When we spend time outdoors, it’s always nice to bring along a camera. For some, that’s a compact digital camera, for others, it’s a multi-lens DSLR. It really depends on whether you’re recording family activities, taking wildlife photos, or simply capturing the sunset or drops of dew on a blooming flower. Before going on vacation to New Zealand, I had purchased a neoprene camera strap that was promised to reduce the fatigue of carrying a large camera and 70-210 f2.8 lens. When the strap failed, it sent my expensive DSLR and lens crashing to the ground. Thanks to some quick reflexes, I was able to grab the strap and pull up quickly, causing a bungee effect as the neoprene stretched and snapped back. The end result was a large dent in the filter threads of a lens I could barely afford to purchase in the first place, let alone replace.
From that day forward, I stubbornly relied on straps that provided maximum security for my gear, at the expense of comfort. At least, I did until the 2011 Outdoor Retailer Summer Market, when I was introduced to Bron Imaging’s Sun Sniper. One of the reasons I accepted it to review was to smugly prove yet again that nothing beats a heavy strap threaded through your camera’s lugs. And I was wrong. (Happens more often than I’d care to admit) Part of my skepticism stemmed from how the Sun Sniper attaches to your camera. While it’s reasonable to be concerned at first at the thought of attaching a strap via the tripod socket, there’s a rubber gasket that crushes a little as the bolt is threaded into the socket, creating tension that keeps it from loosening. Once it’s threaded in, the strap swivels easily on stainless steel ball bearings.
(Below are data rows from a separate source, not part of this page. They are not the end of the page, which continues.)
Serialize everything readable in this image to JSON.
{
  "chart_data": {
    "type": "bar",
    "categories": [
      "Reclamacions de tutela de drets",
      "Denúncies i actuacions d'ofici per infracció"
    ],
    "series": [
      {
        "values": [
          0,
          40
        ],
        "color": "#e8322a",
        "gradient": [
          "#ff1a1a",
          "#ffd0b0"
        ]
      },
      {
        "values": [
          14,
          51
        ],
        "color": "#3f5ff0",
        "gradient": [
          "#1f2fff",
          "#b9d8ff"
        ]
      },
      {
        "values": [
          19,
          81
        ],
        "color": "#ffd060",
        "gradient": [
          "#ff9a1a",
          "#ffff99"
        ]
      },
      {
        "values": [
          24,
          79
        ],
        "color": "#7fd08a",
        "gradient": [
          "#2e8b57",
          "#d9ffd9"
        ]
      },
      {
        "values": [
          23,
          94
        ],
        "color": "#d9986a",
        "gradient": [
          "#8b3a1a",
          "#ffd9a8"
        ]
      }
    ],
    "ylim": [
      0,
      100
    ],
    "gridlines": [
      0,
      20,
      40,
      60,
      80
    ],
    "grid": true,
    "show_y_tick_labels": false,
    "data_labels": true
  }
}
Speaking of steel, the strap itself has steel wire running through it, which not only contributes to durability during outdoor activities, but allows the Sun Sniper to offer insurance of up to $500 if a thief manages to cut your strap and steal your camera.
After a brief courtship where we worked out our trust issues (accepting the fact that the attachment point is truly secure), I started to really enjoy the strap for the comfort it provides. Rather than hanging the weight off your neck, with the camera thumping and bumping against your chest with each step, (something I had no problem doing for 20+ years, thank you) the Sun Sniper takes a very different approach. It’s worn sling-style on your left shoulder, with the camera hanging at your right side, around hip level. A nicely padded section distributes the weight across your shoulder, while the underside is rubberized for grip. There’s some sort of suspension system built into the strap, which tames the usual jarring action experienced when walking, or running from bears. I found that once properly adjusted, grabbing my camera was a very natural motion. The thinner section of the strap runs through that loop in the swivel as you bring it up to your eye, so the strap never really moves from your shoulder. While there is a bit of friction, it’s nothing worrisome. Here’s a couple of photos, provided by Sun Sniper:
Downsides? For vertical shots, the strap can be in a slightly awkward position near your face. But that’s not really much different than a traditional strap. When worn with a backpack, there may be some interference from the hip and shoulder straps. Comfort didn’t suffer as much when paired with a Geigerrig hydration pack, but care has to be taken that it doesn’t get tangled in the hose or air line. Using it with a flash bracket was just too awkward for me, as was using a shoe-mount flash. Your results may vary. Only time will tell if the friction of the ballistic nylon strap against the polished steel loop will cause any wear, but that’s one of those issues that could take years before it’s cause for concern.
Overall, it provides comfort for me and security for me camera. If it’s good enough for Gerd Ludwig, (of National Geographic Magazine) it’s good enough for the rest of us.